Le 1er septembre, Maurice Bardèche est arrêté. Quelques jours plus tard, Brasillach apprend l’arrestation de sa mère et de son beau-père. « Je voyais les miens, les uns après les autres, atteints faute de me trouver, et il me semblait impossible d’attendre plus longtemps ». Le 14 septembre, il se rend à la préfecture de police et est interné au camp de Noisy-le-Sec.
Celui qui avait écrit dans Je suis partout, entre autres violentes attaques antisémites, « il faut se séparer des juifs en bloc et ne pas garder les petits », ne se dérobe pas au châtiment qui l’attend.
Pendant sa détention, Brasillach écrit « Les Frères ennemis » où il tente de montrer que « dans la Résistance ou dans la Collaboration, il avait bien pu y avoir des cœurs également purs. » Transféré à la prison de Fresnes à la mi-octobre, il retrouve quelques compagnons et se lie d’amitié avec son jeune avocat Jacques Isorni. Dans sa cellule exiguë qu’il partage avec deux autres détenus, il ne cesse d’écrire des poèmes et tente de justifier son engagement dans une « lettre à un soldat de la classe 60 ». Il prépare son procès fixé au 19 janvier.
Les condamnations à mort commencent à tomber. Celle du journaliste Georges Suarez, qui sera exécuté le 9 novembre, est un signe qui ne trompe pas Brasillach. Les intellectuels doivent payer aussi. Un autre journaliste, Paul Chack, est exécuté le 9 janvier. François Mauriac s’élève contre cette justice « à chaud » et lance un appel à la réconciliation.
Les journaux s’enflamment contre Brasillach quand approche son procès. Le magazine « Ambiance » publie en couverture une photo de l’écrivain aux côtés de Doriot en uniforme allemand. Dans une salle où des amis connus et inconnus sont venus le soutenir, il comparait devant ses juges.
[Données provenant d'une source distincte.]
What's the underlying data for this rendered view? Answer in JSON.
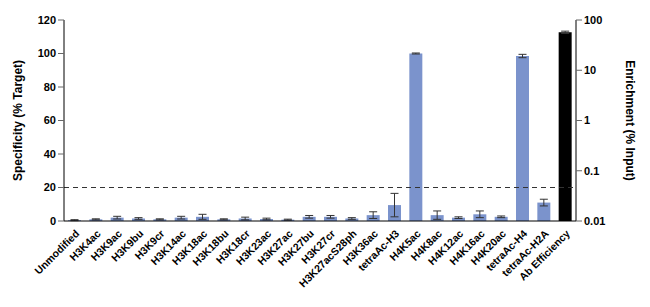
{
  "chart_data": {
    "type": "bar",
    "y_label": "Specificity (% Target)",
    "y2_label": "Enrichment (% Input)",
    "categories": [
      "Unmodified",
      "H3K4ac",
      "H3K9ac",
      "H3K9bu",
      "H3K9cr",
      "H3K14ac",
      "H3K18ac",
      "H3K18bu",
      "H3K18cr",
      "H3K23ac",
      "H3K27ac",
      "H3K27bu",
      "H3K27cr",
      "H3K27acS28ph",
      "H3K36ac",
      "tetraAc-H3",
      "H4K5ac",
      "H4K8ac",
      "H4K12ac",
      "H4K16ac",
      "H4K20ac",
      "tetraAc-H4",
      "tetraAc-H2A",
      "Ab Efficiency"
    ],
    "series": [
      {
        "color": "#7b93cc",
        "values": [
          0.5,
          1,
          2,
          1.5,
          1,
          2,
          2.5,
          1,
          1.5,
          1.2,
          0.8,
          2.5,
          2.5,
          1.5,
          3.5,
          9.5,
          100,
          3.5,
          2,
          4,
          2.5,
          98.5,
          11,
          null
        ],
        "errors": [
          0.3,
          0.3,
          0.8,
          0.5,
          0.3,
          0.8,
          1.5,
          0.3,
          0.8,
          0.5,
          0.3,
          0.8,
          0.8,
          0.5,
          2,
          7,
          0.3,
          2.5,
          0.5,
          2,
          0.5,
          1,
          2,
          null
        ]
      },
      {
        "color": "#000000",
        "axis": "y2",
        "values": [
          null,
          null,
          null,
          null,
          null,
          null,
          null,
          null,
          null,
          null,
          null,
          null,
          null,
          null,
          null,
          null,
          null,
          null,
          null,
          null,
          null,
          null,
          null,
          57
        ],
        "errors": [
          null,
          null,
          null,
          null,
          null,
          null,
          null,
          null,
          null,
          null,
          null,
          null,
          null,
          null,
          null,
          null,
          null,
          null,
          null,
          null,
          null,
          null,
          null,
          3
        ]
      }
    ],
    "ylim": [
      0,
      120
    ],
    "yticks": [
      0,
      20,
      40,
      60,
      80,
      100,
      120
    ],
    "y2lim": [
      0.01,
      100
    ],
    "y2ticks": [
      0.01,
      0.1,
      1,
      10,
      100
    ],
    "log": "y2",
    "grid": false,
    "reference_lines": [
      {
        "y": 20,
        "line_style": "dashed"
      }
    ]
  }
}
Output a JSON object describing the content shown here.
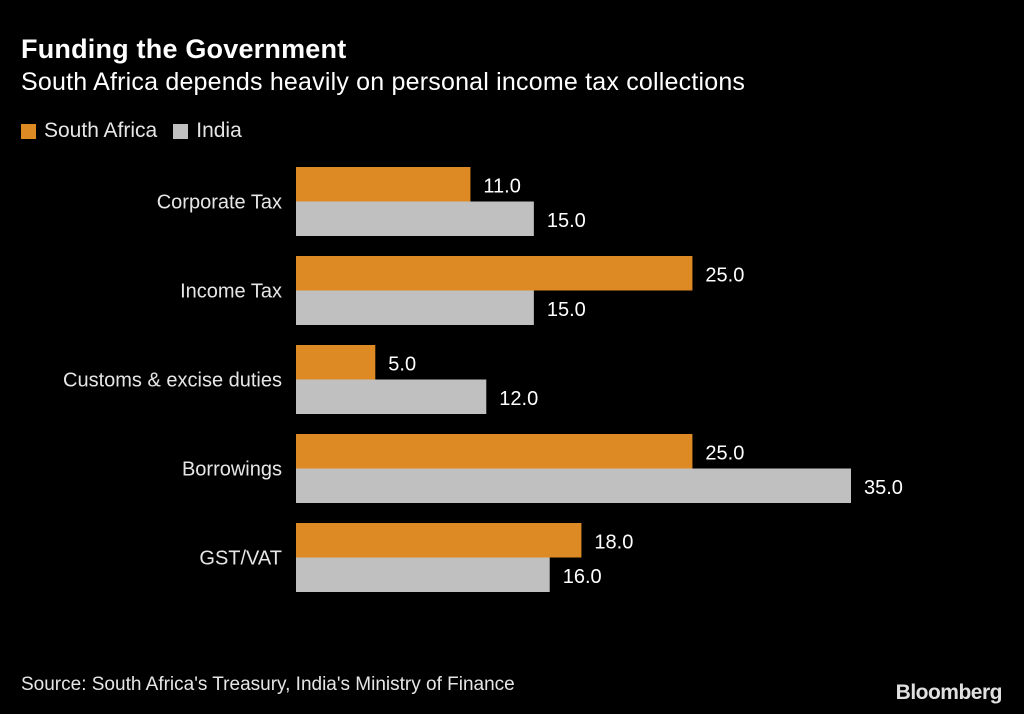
{
  "chart_data": {
    "type": "bar",
    "orientation": "horizontal",
    "title": "Funding the Government",
    "subtitle": "South Africa depends heavily on personal income tax collections",
    "categories": [
      "Corporate Tax",
      "Income Tax",
      "Customs & excise duties",
      "Borrowings",
      "GST/VAT"
    ],
    "series": [
      {
        "name": "South Africa",
        "color": "#de8a24",
        "values": [
          11.0,
          25.0,
          5.0,
          25.0,
          18.0
        ]
      },
      {
        "name": "India",
        "color": "#c0c0c0",
        "values": [
          15.0,
          15.0,
          12.0,
          35.0,
          16.0
        ]
      }
    ],
    "xlim": [
      0,
      35
    ],
    "grid": false,
    "legend_position": "top-left",
    "data_labels": true,
    "source": "Source: South Africa's Treasury, India's Ministry of Finance",
    "logo": "Bloomberg"
  }
}
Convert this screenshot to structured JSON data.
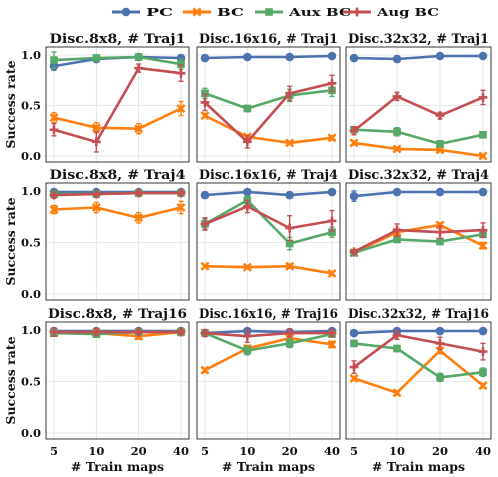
{
  "chart_data": {
    "type": "line",
    "layout": "3x3 grid",
    "x": [
      5,
      10,
      20,
      40
    ],
    "xlabel": "# Train maps",
    "ylabel": "Success rate",
    "ylim": [
      0,
      1
    ],
    "xticks": [
      "5",
      "10",
      "20",
      "40"
    ],
    "yticks": [
      "0.0",
      "0.5",
      "1.0"
    ],
    "grid": true,
    "legend": {
      "placement": "top-center",
      "entries": [
        {
          "name": "PC",
          "color": "#4c72b0",
          "marker": "circle"
        },
        {
          "name": "BC",
          "color": "#ff7f0e",
          "marker": "x"
        },
        {
          "name": "Aux BC",
          "color": "#55a868",
          "marker": "square"
        },
        {
          "name": "Aug BC",
          "color": "#c44e52",
          "marker": "plus"
        }
      ]
    },
    "panels": [
      {
        "title": "Disc.8x8, # Traj1",
        "series": [
          {
            "name": "PC",
            "values": [
              0.89,
              0.96,
              0.98,
              0.97
            ],
            "err": [
              0.04,
              0.02,
              0.02,
              0.03
            ]
          },
          {
            "name": "BC",
            "values": [
              0.38,
              0.28,
              0.27,
              0.47
            ],
            "err": [
              0.05,
              0.05,
              0.05,
              0.07
            ]
          },
          {
            "name": "Aux BC",
            "values": [
              0.95,
              0.97,
              0.98,
              0.91
            ],
            "err": [
              0.08,
              0.03,
              0.02,
              0.05
            ]
          },
          {
            "name": "Aug BC",
            "values": [
              0.26,
              0.14,
              0.87,
              0.82
            ],
            "err": [
              0.06,
              0.1,
              0.04,
              0.08
            ]
          }
        ]
      },
      {
        "title": "Disc.16x16, # Traj1",
        "series": [
          {
            "name": "PC",
            "values": [
              0.97,
              0.98,
              0.98,
              0.99
            ],
            "err": [
              0.02,
              0.02,
              0.02,
              0.01
            ]
          },
          {
            "name": "BC",
            "values": [
              0.4,
              0.19,
              0.13,
              0.18
            ],
            "err": [
              0.02,
              0.02,
              0.01,
              0.02
            ]
          },
          {
            "name": "Aux BC",
            "values": [
              0.62,
              0.47,
              0.6,
              0.65
            ],
            "err": [
              0.05,
              0.03,
              0.06,
              0.06
            ]
          },
          {
            "name": "Aug BC",
            "values": [
              0.53,
              0.14,
              0.62,
              0.72
            ],
            "err": [
              0.08,
              0.06,
              0.07,
              0.08
            ]
          }
        ]
      },
      {
        "title": "Disc.32x32, # Traj1",
        "series": [
          {
            "name": "PC",
            "values": [
              0.97,
              0.96,
              0.99,
              0.99
            ],
            "err": [
              0.02,
              0.03,
              0.01,
              0.01
            ]
          },
          {
            "name": "BC",
            "values": [
              0.13,
              0.07,
              0.06,
              0.0
            ],
            "err": [
              0.02,
              0.01,
              0.01,
              0.01
            ]
          },
          {
            "name": "Aux BC",
            "values": [
              0.26,
              0.24,
              0.12,
              0.21
            ],
            "err": [
              0.03,
              0.04,
              0.02,
              0.03
            ]
          },
          {
            "name": "Aug BC",
            "values": [
              0.25,
              0.59,
              0.4,
              0.58
            ],
            "err": [
              0.04,
              0.04,
              0.03,
              0.07
            ]
          }
        ]
      },
      {
        "title": "Disc.8x8, # Traj4",
        "series": [
          {
            "name": "PC",
            "values": [
              0.99,
              0.99,
              0.99,
              0.99
            ],
            "err": [
              0.01,
              0.01,
              0.01,
              0.01
            ]
          },
          {
            "name": "BC",
            "values": [
              0.82,
              0.84,
              0.74,
              0.84
            ],
            "err": [
              0.04,
              0.05,
              0.05,
              0.06
            ]
          },
          {
            "name": "Aux BC",
            "values": [
              0.97,
              0.97,
              0.98,
              0.98
            ],
            "err": [
              0.02,
              0.02,
              0.02,
              0.02
            ]
          },
          {
            "name": "Aug BC",
            "values": [
              0.96,
              0.97,
              0.98,
              0.98
            ],
            "err": [
              0.03,
              0.02,
              0.02,
              0.02
            ]
          }
        ]
      },
      {
        "title": "Disc.16x16, # Traj4",
        "series": [
          {
            "name": "PC",
            "values": [
              0.96,
              0.99,
              0.96,
              0.99
            ],
            "err": [
              0.03,
              0.01,
              0.03,
              0.01
            ]
          },
          {
            "name": "BC",
            "values": [
              0.27,
              0.26,
              0.27,
              0.2
            ],
            "err": [
              0.01,
              0.01,
              0.02,
              0.02
            ]
          },
          {
            "name": "Aux BC",
            "values": [
              0.68,
              0.91,
              0.49,
              0.6
            ],
            "err": [
              0.05,
              0.04,
              0.06,
              0.05
            ]
          },
          {
            "name": "Aug BC",
            "values": [
              0.68,
              0.85,
              0.64,
              0.71
            ],
            "err": [
              0.06,
              0.06,
              0.12,
              0.1
            ]
          }
        ]
      },
      {
        "title": "Disc.32x32, # Traj4",
        "series": [
          {
            "name": "PC",
            "values": [
              0.95,
              0.99,
              0.99,
              0.99
            ],
            "err": [
              0.05,
              0.01,
              0.01,
              0.01
            ]
          },
          {
            "name": "BC",
            "values": [
              0.4,
              0.6,
              0.67,
              0.47
            ],
            "err": [
              0.02,
              0.03,
              0.02,
              0.03
            ]
          },
          {
            "name": "Aux BC",
            "values": [
              0.4,
              0.53,
              0.51,
              0.58
            ],
            "err": [
              0.02,
              0.03,
              0.03,
              0.03
            ]
          },
          {
            "name": "Aug BC",
            "values": [
              0.41,
              0.62,
              0.6,
              0.62
            ],
            "err": [
              0.02,
              0.06,
              0.06,
              0.07
            ]
          }
        ]
      },
      {
        "title": "Disc.8x8, # Traj16",
        "series": [
          {
            "name": "PC",
            "values": [
              0.99,
              0.99,
              0.99,
              0.99
            ],
            "err": [
              0.01,
              0.01,
              0.01,
              0.01
            ]
          },
          {
            "name": "BC",
            "values": [
              0.97,
              0.97,
              0.94,
              0.98
            ],
            "err": [
              0.02,
              0.02,
              0.03,
              0.02
            ]
          },
          {
            "name": "Aux BC",
            "values": [
              0.97,
              0.96,
              0.98,
              0.98
            ],
            "err": [
              0.03,
              0.03,
              0.02,
              0.02
            ]
          },
          {
            "name": "Aug BC",
            "values": [
              0.98,
              0.98,
              0.98,
              0.98
            ],
            "err": [
              0.04,
              0.03,
              0.02,
              0.02
            ]
          }
        ]
      },
      {
        "title": "Disc.16x16, # Traj16",
        "series": [
          {
            "name": "PC",
            "values": [
              0.97,
              0.99,
              0.98,
              0.99
            ],
            "err": [
              0.02,
              0.01,
              0.02,
              0.01
            ]
          },
          {
            "name": "BC",
            "values": [
              0.61,
              0.82,
              0.92,
              0.86
            ],
            "err": [
              0.02,
              0.03,
              0.03,
              0.03
            ]
          },
          {
            "name": "Aux BC",
            "values": [
              0.97,
              0.8,
              0.87,
              0.96
            ],
            "err": [
              0.02,
              0.04,
              0.04,
              0.02
            ]
          },
          {
            "name": "Aug BC",
            "values": [
              0.97,
              0.94,
              0.97,
              0.97
            ],
            "err": [
              0.03,
              0.06,
              0.04,
              0.03
            ]
          }
        ]
      },
      {
        "title": "Disc.32x32, # Traj16",
        "series": [
          {
            "name": "PC",
            "values": [
              0.97,
              0.99,
              0.99,
              0.99
            ],
            "err": [
              0.02,
              0.01,
              0.01,
              0.01
            ]
          },
          {
            "name": "BC",
            "values": [
              0.53,
              0.39,
              0.8,
              0.46
            ],
            "err": [
              0.02,
              0.02,
              0.03,
              0.02
            ]
          },
          {
            "name": "Aux BC",
            "values": [
              0.87,
              0.82,
              0.54,
              0.59
            ],
            "err": [
              0.03,
              0.03,
              0.04,
              0.04
            ]
          },
          {
            "name": "Aug BC",
            "values": [
              0.64,
              0.95,
              0.87,
              0.79
            ],
            "err": [
              0.06,
              0.04,
              0.06,
              0.08
            ]
          }
        ]
      }
    ]
  }
}
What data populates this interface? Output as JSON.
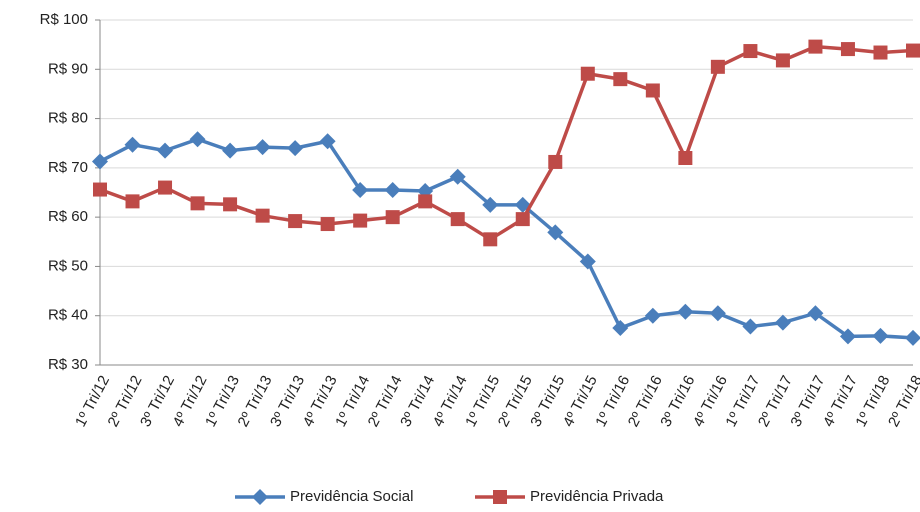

L’acte d’accusation lui reproche ses prises de position en tant que rédacteur en chef de Je suis partout, sa sympathie pour les soldats allemands « étalée » en particulier dans un article de septembre 43 dans lequel il dit son « envie de leur serrer la main sans motif comme à des gars de chez nous ». Ses attaques contre les communistes, son antisémitisme, ses diatribes contre les Américains, les Anglais, de Gaulle, brossent le tableau du rôle qu’a pu avoir cet intellectuel dont l’influence était grande.
Brasillach ne cherche pas à atténuer ses responsabilités. Son engagement politique a été surtout motivé, explique-t-il, par l’aide qu’il fallait apporter au million et demi de prisonniers français en Allemagne. « Je n’ai rien à regretter de l’intention qui m’a fait agir ainsi », dit-il.
Dans son réquisitoire, le commissaire du gouvernement Reboul reproche à Brasillach d’avoir tenté « d’entraîner la jeunesse, d’abord vers une politique stérile, ensuite vers l’ennemi ». « Vous vous êtes trompé, assène-t-il, autant qu’il est permis au monde de se tromper ». A ce « clerc qui a trahi », Reboul demande : « Combien de jeunes écervelés aurez-vous, par vos articles, incités à la lutte contre le maquis ? » Il requiert contre lui la peine capitale. La plaidoirie de Me Isorni demandant que le verdict soit « comme le premier signe, passionnément attendu et plus que jamais nécessaire, de la France juste et réconciliée », ne sera pas entendue. La peine de mort est prononcée. « C’est une honte ! » crie une voix. « C’est un honneur ! » s’exclame Brasillach.
Dans sa cellule de condamné à mort, Brasillach se sent proche d’André Chénier, guillotiné pour des écrits politiques aujourd’hui oubliés, mais dont la poésie reste vivante. « Ô mon frère au col dégrafé »,lance-t-il à travers les siècles à l’auteur de « La jeune Captive ». Il écrit une étude sur ce dernier, compose ses « poèmes de Fresnes » et se prépare à affronter « la mort en face ».
Plusieurs dizaines d’intellectuels dont Valéry, Mauriac, Claudel, Camus, signent une pétition pour appuyer la demande de grâce présidentielle. De Gaulle restera inflexible.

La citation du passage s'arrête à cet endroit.